I thought it was just what I needed this morning and found it amazing that the iPod, on shuffle, strung these together without a single one of the many pop and hip hop songs intermingled.

The song that speaks to me today is the David Crowder song:
When darkness falls on us
We will not fear
We will remember
When all seems lost
When we're thrown and we're tossed
We'll remember the cost
We're resting in the shadow of the cross.

When we are in the shadows of dark days, we are always in the shadow of His cross: protected, loved, and saved by His amazing grace.

Tuesday, March 02, 2010

Case in point

I finished Cure for the Common Life and started a new book during my lunch time getaways. Before I tell you about the new book, let me just say that having cleansed my palatte of the last book for about a week, I'm going to return to what I originally said about Christian "self-help" books like that one.

Not my cup of tea.

Here's the problem: for the duration of the time that I was reading that book, I was focused on ME, not God.
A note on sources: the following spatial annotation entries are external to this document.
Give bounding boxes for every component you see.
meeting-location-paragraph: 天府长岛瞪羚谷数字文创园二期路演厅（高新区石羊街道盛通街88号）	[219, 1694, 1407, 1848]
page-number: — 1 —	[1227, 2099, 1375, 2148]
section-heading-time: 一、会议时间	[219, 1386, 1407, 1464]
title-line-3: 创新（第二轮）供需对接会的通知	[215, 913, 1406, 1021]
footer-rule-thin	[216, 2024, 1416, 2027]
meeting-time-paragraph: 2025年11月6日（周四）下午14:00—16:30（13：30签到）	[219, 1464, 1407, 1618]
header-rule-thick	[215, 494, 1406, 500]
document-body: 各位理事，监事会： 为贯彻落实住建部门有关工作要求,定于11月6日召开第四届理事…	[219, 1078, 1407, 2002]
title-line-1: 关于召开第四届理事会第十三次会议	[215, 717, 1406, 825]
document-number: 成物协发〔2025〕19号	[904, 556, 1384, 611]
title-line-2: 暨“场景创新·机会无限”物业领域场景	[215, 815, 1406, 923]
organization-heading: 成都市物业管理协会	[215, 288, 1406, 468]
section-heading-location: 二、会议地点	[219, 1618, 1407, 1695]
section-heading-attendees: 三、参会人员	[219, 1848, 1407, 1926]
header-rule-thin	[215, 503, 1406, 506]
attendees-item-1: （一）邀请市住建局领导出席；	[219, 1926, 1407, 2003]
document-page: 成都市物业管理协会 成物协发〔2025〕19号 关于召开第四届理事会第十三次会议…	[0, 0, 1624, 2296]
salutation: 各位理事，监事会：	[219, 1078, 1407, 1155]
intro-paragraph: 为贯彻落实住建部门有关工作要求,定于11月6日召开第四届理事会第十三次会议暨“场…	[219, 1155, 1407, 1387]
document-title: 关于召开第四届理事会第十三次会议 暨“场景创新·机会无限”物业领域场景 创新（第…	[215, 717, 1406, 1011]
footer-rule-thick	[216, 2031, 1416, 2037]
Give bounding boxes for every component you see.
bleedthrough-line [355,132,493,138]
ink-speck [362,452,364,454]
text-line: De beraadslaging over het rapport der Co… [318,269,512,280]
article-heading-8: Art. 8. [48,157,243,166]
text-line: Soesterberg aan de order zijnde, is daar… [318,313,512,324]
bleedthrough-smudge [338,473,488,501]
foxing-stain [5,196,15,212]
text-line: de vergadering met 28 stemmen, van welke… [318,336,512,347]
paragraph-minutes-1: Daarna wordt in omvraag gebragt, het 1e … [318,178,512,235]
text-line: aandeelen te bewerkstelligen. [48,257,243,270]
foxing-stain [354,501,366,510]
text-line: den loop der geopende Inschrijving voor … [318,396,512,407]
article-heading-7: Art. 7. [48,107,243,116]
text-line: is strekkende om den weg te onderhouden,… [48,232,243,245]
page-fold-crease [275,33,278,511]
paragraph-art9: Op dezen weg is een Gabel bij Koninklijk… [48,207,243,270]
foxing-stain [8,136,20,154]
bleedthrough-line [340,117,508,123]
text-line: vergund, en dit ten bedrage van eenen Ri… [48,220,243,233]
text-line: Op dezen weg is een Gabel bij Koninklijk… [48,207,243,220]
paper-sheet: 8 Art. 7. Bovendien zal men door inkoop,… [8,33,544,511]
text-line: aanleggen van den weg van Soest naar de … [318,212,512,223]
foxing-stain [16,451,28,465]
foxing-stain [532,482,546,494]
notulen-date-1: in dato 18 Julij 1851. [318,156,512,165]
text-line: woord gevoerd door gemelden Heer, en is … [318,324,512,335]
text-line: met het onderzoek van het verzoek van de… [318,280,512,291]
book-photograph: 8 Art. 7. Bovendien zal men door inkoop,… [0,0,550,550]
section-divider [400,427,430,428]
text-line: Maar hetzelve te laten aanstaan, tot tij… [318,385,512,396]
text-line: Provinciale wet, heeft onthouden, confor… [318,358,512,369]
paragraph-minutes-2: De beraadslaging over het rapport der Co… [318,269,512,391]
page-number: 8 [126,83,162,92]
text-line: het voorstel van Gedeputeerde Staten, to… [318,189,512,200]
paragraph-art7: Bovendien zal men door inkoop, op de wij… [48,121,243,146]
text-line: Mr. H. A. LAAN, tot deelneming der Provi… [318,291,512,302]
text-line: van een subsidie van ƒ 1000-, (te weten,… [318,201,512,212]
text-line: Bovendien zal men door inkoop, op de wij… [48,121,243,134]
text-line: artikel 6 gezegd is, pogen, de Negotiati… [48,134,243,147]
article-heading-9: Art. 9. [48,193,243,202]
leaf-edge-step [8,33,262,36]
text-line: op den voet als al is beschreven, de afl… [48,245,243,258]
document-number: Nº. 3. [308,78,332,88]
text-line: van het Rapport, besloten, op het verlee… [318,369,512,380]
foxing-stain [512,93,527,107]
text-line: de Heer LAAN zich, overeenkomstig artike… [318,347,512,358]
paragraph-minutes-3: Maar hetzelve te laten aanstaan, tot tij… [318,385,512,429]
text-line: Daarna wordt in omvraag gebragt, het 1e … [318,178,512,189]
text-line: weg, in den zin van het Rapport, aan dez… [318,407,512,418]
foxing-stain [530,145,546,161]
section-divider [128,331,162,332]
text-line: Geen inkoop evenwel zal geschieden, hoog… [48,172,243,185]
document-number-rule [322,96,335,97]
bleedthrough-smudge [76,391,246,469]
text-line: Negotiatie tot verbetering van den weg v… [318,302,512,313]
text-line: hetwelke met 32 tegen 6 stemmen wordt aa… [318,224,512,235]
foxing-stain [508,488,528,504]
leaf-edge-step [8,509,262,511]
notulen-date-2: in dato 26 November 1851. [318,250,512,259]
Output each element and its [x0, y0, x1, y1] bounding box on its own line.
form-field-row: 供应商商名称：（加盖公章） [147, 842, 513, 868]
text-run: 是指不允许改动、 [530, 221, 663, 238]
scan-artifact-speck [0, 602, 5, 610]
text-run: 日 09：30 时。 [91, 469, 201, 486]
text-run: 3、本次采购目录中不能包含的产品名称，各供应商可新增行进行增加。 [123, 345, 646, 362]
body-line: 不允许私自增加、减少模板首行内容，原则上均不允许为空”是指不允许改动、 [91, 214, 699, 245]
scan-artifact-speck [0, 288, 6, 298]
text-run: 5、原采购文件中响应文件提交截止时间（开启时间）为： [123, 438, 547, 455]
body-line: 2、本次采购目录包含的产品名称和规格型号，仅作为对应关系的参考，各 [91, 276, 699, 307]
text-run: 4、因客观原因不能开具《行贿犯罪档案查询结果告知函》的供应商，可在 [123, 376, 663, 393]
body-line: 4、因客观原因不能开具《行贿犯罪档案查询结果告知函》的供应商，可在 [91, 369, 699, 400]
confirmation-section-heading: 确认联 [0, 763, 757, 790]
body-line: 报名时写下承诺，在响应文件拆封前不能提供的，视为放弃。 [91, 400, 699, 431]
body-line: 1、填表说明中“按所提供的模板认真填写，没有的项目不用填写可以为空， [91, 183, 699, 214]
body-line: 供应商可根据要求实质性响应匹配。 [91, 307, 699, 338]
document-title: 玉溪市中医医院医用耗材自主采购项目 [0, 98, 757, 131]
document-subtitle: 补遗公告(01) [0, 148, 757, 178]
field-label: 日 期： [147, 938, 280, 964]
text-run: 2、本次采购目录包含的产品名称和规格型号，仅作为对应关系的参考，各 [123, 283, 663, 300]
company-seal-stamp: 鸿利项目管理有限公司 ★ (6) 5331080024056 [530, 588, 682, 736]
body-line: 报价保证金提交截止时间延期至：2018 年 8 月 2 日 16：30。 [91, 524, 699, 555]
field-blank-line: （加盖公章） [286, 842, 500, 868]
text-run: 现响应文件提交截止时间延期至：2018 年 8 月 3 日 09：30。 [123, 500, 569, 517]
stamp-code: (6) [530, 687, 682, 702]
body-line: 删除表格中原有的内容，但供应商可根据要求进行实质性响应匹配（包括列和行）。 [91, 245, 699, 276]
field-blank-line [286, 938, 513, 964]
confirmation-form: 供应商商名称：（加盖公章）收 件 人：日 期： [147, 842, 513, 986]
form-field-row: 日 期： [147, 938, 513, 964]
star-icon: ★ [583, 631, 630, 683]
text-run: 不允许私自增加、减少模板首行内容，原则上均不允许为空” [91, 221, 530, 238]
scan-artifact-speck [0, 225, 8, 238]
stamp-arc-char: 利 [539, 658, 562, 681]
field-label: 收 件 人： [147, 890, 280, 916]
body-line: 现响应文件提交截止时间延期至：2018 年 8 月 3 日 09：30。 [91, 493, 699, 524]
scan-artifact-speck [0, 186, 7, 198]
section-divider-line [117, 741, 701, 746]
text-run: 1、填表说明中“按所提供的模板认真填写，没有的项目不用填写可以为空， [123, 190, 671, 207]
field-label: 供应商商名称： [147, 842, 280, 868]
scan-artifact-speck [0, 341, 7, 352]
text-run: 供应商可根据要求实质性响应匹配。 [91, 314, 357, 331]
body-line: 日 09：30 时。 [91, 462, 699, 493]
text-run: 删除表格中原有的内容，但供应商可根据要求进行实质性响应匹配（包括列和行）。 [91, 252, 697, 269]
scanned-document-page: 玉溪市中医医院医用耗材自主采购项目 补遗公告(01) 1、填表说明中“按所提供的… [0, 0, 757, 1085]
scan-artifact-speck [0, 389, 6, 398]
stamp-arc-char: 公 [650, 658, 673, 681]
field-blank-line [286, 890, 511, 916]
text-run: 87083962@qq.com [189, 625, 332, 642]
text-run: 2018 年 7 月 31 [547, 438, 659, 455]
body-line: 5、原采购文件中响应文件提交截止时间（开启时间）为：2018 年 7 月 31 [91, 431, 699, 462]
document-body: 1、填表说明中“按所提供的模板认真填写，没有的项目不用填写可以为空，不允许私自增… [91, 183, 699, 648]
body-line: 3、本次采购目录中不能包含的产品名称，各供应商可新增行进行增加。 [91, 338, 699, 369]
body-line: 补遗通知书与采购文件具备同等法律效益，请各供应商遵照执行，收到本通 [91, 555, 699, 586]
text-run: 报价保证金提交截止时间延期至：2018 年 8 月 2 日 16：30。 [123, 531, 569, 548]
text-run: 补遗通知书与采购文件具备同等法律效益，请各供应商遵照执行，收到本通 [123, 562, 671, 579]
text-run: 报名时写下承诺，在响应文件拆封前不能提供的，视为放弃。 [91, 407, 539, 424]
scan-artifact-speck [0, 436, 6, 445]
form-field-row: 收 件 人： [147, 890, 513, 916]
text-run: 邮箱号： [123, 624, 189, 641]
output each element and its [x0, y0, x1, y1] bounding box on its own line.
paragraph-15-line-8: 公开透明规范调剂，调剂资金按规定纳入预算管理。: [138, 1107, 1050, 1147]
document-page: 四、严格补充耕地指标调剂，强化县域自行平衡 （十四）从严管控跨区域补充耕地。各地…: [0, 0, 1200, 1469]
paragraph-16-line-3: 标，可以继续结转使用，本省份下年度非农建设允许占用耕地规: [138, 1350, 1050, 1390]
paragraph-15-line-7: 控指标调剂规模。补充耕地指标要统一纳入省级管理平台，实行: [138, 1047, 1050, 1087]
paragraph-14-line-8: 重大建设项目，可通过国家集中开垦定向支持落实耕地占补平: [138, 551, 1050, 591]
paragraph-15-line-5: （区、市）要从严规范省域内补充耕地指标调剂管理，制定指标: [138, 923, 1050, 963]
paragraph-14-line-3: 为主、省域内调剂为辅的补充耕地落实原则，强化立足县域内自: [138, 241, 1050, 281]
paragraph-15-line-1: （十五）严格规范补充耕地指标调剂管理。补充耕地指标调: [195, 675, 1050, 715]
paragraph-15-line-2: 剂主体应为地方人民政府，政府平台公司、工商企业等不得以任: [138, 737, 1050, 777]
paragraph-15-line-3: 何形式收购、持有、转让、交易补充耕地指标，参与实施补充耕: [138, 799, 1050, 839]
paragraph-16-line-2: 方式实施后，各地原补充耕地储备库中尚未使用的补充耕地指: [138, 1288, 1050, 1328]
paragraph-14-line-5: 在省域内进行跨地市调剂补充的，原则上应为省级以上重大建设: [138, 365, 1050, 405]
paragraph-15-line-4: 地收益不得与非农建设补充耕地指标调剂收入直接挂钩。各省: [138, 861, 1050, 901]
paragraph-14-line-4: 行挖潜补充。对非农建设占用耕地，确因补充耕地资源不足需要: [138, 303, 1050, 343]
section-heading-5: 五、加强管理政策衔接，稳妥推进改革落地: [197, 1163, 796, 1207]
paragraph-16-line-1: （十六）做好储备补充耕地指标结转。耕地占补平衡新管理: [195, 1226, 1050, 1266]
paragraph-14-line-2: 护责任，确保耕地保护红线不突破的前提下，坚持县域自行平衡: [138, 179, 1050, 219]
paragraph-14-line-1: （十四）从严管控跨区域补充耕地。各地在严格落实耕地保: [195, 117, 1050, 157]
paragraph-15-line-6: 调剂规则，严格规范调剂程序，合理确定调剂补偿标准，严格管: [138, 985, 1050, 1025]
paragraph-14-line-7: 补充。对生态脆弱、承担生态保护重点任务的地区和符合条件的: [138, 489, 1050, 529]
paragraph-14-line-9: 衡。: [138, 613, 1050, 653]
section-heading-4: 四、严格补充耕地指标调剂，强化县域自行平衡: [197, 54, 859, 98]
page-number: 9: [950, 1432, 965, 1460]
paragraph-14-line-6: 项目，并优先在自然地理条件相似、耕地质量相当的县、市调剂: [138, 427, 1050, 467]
I need to turn my gaze up, not in, folks. You can see from my blog posts during the time that I was reading the book that I wasn't thinking about anything but me. (And, I deleted one post about 10 hours after putting it up...even in the heat of it, I knew that one was too self-indulgent!)

Moving on...

I'm now reading Fresh Wind, Fresh Fire by Jim Cymbala. Cymbala is the pastor of the Brooklyn Tabernacle, which I was familar because of its amazing choir (which is led by his wife). I'll write more on this book later, but I wanted to go ahead and share what it was that I was reading.

And, while on that subject, I'll also mention that I'm reading Bread and Wine each night. This is a Lenten/Easter devotional book just like the one I read at my pastor's suggestion during Advent (Watch for the Light).